COSTUME JEWELRY BACKGROUND
Costume jewelry began in the 18th century, when jewellers started to make various jewelry pieces from glass. Then it expanded further in the 19th century when it began to be popular to make jewelry out of semi-precious stones in addition to fully precious ones. The growing middle class wanted jewelry that they could afford.
However, it was the 1920s that heralded the golden age of costume jewelry. Mass production had advanced enough to produce convincing heirloom replicas, which made a lot of jewelry more inexpensive. Even working-class women could now a couple of pieces of costume jewelry while middle-class women could own a considerable amount if desired.
Initially, costume jewelry faced a lot of resistance. After all, they were cheap copies of “real” jewelry, replacing the diamonds, rubies, and other precious stones with inexpensive alternates. Many of the people who could afford the real version scorned people who settled for anything less while some less wealthy people felt they would rather wear no jewelry than cheap knock-offs. Of course there were still many people who bought costume jewelry but at first it didn’t have as much glamour associated with it.
However, costume jewelry was validated by the advent of numerous prominent designers who produced both high and low-priced brands, designers such as Crown Trifari, Dior, Coco Chanel, Miriam Haskell, Napier, and Kim Craftsmen etc. The jewelry was further popularized by its use in Hollywood movies.

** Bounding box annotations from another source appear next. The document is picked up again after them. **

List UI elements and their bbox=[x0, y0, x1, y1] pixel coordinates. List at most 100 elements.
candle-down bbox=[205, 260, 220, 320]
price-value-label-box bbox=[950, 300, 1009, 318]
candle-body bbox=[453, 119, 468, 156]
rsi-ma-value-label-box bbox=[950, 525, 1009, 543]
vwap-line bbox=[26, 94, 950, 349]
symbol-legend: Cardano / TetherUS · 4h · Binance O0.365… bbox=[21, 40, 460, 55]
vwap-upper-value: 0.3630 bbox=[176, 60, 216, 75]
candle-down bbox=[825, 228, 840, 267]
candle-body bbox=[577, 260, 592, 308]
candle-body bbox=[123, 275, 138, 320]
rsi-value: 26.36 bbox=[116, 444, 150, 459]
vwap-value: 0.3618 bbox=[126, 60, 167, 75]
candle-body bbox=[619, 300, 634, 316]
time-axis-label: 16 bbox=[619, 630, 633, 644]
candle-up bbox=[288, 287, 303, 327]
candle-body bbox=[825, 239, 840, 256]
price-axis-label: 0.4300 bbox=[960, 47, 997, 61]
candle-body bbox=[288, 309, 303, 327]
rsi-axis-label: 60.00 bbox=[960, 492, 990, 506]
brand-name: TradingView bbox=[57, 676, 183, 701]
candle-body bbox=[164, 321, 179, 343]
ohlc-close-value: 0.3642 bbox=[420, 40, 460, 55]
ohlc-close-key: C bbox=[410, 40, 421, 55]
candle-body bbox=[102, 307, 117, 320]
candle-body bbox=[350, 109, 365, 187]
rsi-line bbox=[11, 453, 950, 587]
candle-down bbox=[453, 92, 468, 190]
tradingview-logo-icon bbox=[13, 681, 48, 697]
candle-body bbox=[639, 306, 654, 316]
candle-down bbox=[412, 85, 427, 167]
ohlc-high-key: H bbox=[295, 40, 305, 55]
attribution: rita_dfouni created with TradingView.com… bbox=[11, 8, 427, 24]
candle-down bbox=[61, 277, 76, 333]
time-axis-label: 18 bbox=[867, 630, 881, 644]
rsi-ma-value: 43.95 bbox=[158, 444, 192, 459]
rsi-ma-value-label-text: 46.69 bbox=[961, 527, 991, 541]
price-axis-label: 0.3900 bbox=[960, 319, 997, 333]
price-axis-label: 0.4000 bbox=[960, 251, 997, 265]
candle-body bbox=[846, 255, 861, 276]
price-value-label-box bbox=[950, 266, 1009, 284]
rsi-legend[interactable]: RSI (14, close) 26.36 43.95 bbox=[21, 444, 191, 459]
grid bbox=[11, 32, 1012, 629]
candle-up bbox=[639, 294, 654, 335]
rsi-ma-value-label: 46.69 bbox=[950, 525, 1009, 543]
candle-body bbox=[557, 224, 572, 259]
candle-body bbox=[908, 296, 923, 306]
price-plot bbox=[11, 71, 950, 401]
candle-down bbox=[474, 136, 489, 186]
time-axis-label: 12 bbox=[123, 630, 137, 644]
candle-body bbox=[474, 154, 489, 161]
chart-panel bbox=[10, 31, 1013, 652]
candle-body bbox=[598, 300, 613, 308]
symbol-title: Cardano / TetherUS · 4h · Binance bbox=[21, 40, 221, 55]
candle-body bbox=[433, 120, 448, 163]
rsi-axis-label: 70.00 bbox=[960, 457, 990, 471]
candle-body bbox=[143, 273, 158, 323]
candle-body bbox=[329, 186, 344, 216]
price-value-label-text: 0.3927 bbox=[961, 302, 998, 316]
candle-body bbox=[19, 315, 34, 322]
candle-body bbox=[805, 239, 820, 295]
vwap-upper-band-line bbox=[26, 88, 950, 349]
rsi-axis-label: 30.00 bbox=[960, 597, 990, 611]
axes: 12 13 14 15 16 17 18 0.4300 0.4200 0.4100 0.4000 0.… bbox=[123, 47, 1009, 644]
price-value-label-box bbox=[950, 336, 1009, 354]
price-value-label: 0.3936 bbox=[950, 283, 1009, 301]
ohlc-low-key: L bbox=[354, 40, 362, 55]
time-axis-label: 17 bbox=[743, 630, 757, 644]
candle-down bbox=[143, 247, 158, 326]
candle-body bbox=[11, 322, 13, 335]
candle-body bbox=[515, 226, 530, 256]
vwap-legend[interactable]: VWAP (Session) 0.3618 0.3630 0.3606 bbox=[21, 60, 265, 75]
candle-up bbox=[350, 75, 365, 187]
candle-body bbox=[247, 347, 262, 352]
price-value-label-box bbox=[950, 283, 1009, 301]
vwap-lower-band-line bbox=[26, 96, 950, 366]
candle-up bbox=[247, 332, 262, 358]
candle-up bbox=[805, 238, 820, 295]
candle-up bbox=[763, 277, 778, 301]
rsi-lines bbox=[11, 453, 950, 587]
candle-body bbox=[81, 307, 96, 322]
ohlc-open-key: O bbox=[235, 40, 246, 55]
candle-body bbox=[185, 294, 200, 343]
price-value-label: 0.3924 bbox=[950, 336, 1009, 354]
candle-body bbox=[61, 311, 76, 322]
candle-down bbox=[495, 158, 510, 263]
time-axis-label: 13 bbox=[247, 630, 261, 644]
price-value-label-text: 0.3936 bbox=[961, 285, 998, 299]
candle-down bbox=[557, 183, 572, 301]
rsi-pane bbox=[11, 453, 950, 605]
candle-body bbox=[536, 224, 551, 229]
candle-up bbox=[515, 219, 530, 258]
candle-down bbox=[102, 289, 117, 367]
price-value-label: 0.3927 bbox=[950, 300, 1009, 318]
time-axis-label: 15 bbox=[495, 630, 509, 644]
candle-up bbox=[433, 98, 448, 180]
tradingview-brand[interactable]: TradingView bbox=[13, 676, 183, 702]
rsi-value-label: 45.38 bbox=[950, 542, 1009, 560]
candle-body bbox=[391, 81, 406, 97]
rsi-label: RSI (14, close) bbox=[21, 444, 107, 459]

In the 1940s and 50s, many stars wore costume pieces produced by a range of designers. You could buy copies of necklaces and earrings worn in movies by Bette Davis, Vivien Leigh, Elizabeth Taylor, Jane Russell, and others; the actresses would often even appear in adverts for the relevant jewelry pieces.

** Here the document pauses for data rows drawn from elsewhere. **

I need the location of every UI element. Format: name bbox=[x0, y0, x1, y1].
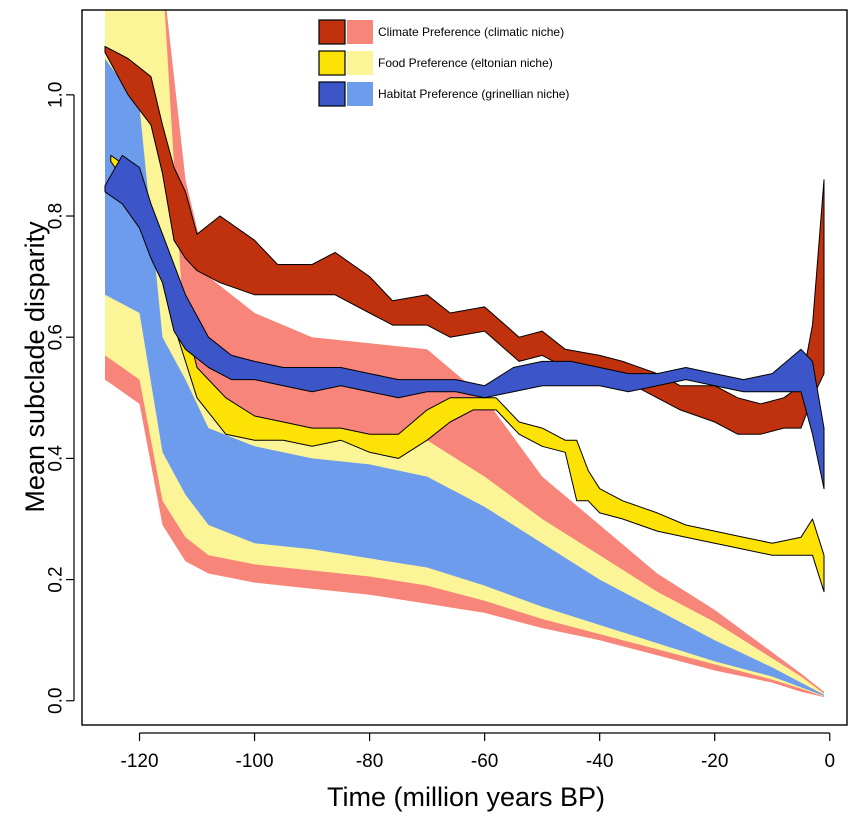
y-tick-label: 1.0 bbox=[46, 82, 67, 108]
legend-label: Food Preference (eltonian niche) bbox=[378, 56, 553, 70]
y-tick-label: 0.6 bbox=[46, 324, 67, 350]
y-tick-label: 0.0 bbox=[46, 688, 67, 714]
y-axis-title: Mean subclade disparity bbox=[20, 221, 50, 513]
y-tick-label: 0.8 bbox=[46, 203, 67, 229]
climate-legend-swatch-dark bbox=[318, 19, 346, 45]
legend: Climate Preference (climatic niche) Food … bbox=[318, 19, 569, 107]
habitat-legend-swatch-dark bbox=[318, 81, 346, 107]
legend-label: Habitat Preference (grinellian niche) bbox=[378, 87, 569, 101]
x-tick-label: -20 bbox=[701, 751, 728, 772]
observed-disparity-bands bbox=[104, 45, 825, 593]
plot-frame bbox=[81, 9, 848, 726]
habitat-observed-band bbox=[104, 154, 825, 490]
x-tick-label: -80 bbox=[356, 751, 383, 772]
y-tick-label: 0.2 bbox=[46, 566, 67, 592]
climate-observed-band bbox=[104, 45, 825, 435]
x-tick-label: -100 bbox=[236, 751, 274, 772]
legend-label: Climate Preference (climatic niche) bbox=[378, 25, 564, 39]
x-tick-label: 0 bbox=[824, 751, 835, 772]
envelope-bands bbox=[105, 10, 824, 698]
climate-legend-swatch-light bbox=[347, 20, 373, 44]
habitat-envelope-band bbox=[105, 58, 824, 696]
food-legend-swatch-dark bbox=[318, 50, 346, 76]
x-tick-label: -60 bbox=[471, 751, 498, 772]
x-axis: -120 -100 -80 -60 -40 -20 0 bbox=[121, 732, 835, 772]
habitat-legend-swatch-light bbox=[347, 82, 373, 106]
y-tick-label: 0.4 bbox=[46, 445, 67, 472]
x-axis-title: Time (million years BP) bbox=[327, 782, 605, 812]
food-legend-swatch-light bbox=[347, 51, 373, 75]
x-tick-label: -40 bbox=[586, 751, 613, 772]
food-observed-band bbox=[110, 154, 825, 593]
x-tick-label: -120 bbox=[121, 751, 159, 772]
y-axis: 0.0 0.2 0.4 0.6 0.8 1.0 bbox=[46, 82, 75, 714]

Non-actress celebrities also helped to make costume jewelry popular. For example, designer Kenneth Jay Lane is especially famous for the three-strand faux pearl necklace he designed for Barbara Bush that she wore to her husband's inaugural ball. Costume jewelry was no longer just a jewelry substitute for the poor. It had received glamour and style all its own.
A lot of high-end fashion jewelry has now achieved a collectible status, especially if they’re “signed pieces” with the maker’s mark stamped on the reverse. However, there still remains a lot of demand for quality unsigned pieces, especially those with unusual designs, such as Juliana. Still, despite the popularity of this vintage jewelry, the largest market for costume jewelry remains people looking to pay less money to decorate their bodies. The jewelry’s development proves that you no longer need to make a lot of money in order to look good.